NY Times: Greenhouse Gases May Avert Next Ice Age

Author: James M. Taylor
Published: The Heartland Institute 01/01/2004

A quarter-century ago, climate change alarmists were claiming the world was on the brink of a new ice age. Now they argue we are baking the planet.

According to the New York Times, the alarmists may have been right the first time.

In a remarkable departure from its usual global warming alarmism, the New York Times on November 11 editorialized that global warming, if it is occurring, could benefit mankind. The apparent change of heart comes as scientists begin to better understand the Earth’s susceptibility to ice ages.

Although greenhouse gases and other inputs into the atmosphere have some influence on the Earth’s climate, the major determinants of temperature on the planet lie far beyond our atmosphere.
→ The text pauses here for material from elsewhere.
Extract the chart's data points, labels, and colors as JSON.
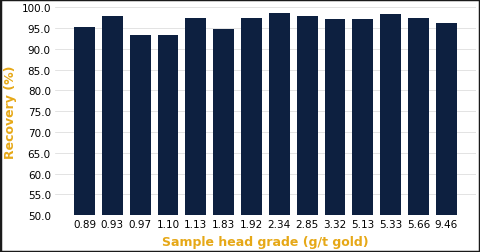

The energy output of the Sun and the Earth’s orbit around it have a greater effect on climate than do moderate changes in atmospheric carbon dioxide, which itself represents only a small part of our atmosphere.

Although they don’t fully understand why the Sun influences our planet’s climate, scientists do know quite a bit about what those effects are and their timing. According to the New York Times, “the next ice age almost certainly will reach its peak in about 80,000 years, but debate persists about how soon it will begin.”

Scientists have determined that in geological modern times, ice ages have been a regular and significant feature of the Earth’s climate. Ice ages of slightly more than 100,000 years have predominated, being broken up by intervening warming periods of roughly 10,000 years. Our current warming period began roughly 10,000 years ago.

Observes the Times, “The equable conditions of the Holocene, which has lasted 10,000 years so far, have enabled the flowering of agriculture, technology, mobility and resulting explosive population growth that has made the human species a global force. Any substantial climate shift is likely to pose enormous, though probably surmountable, challenges.”


Delaying the Inevitable

So, where does global warming fit in?

“Orbital changes are in a slow dance leading to a peak 80,000 years from now,” said Dr. Eric J. Barron, dean of the College of Earth and Mineral Sciences at Penn State University. “I can hardly imagine that human influences won’t have run their course by that time.”

While humans likely cannot prevent the next ice age, we may be delaying its onset. According to the Times, if carbon dioxide emissions have as much influence on global climate as warming alarmists believe, “It may seem that human-driven global warming, although perhaps a disaster on the scale of centuries, may be a good thing in the long run if it fends off the next ice age for awhile.”

Already, there is mounting scientific evidence that increases in atmospheric carbon dioxide are resulting in more proficient crop production, and that most planetary warming will be in the high latitudes during winter. As Russian President Vladimir Putin recently told the World Climate Change Conference, “We are a northern country and a temperature two to three degrees warmer would not be scary, [and] maybe it would be good.”

Added Kirill Kondratiev, head of the Russian Academy of Sciences, “The only people who would be hurt by abandoning the Kyoto Protocol would be several thousand people who make a living attending conferences on global warming.”

With or without global warming, the Times reports many experts are convinced the current warmth should end “any millennium now.” Not only is the next ice age overdue, but the scientific evidence suggests the Earth typically transitions from warming periods to full-fledged ice ages in a matter of decades. This, as the Times noted, has many scientists wondering: Is it really wise for policymakers to be considering drastic steps to forestall warming?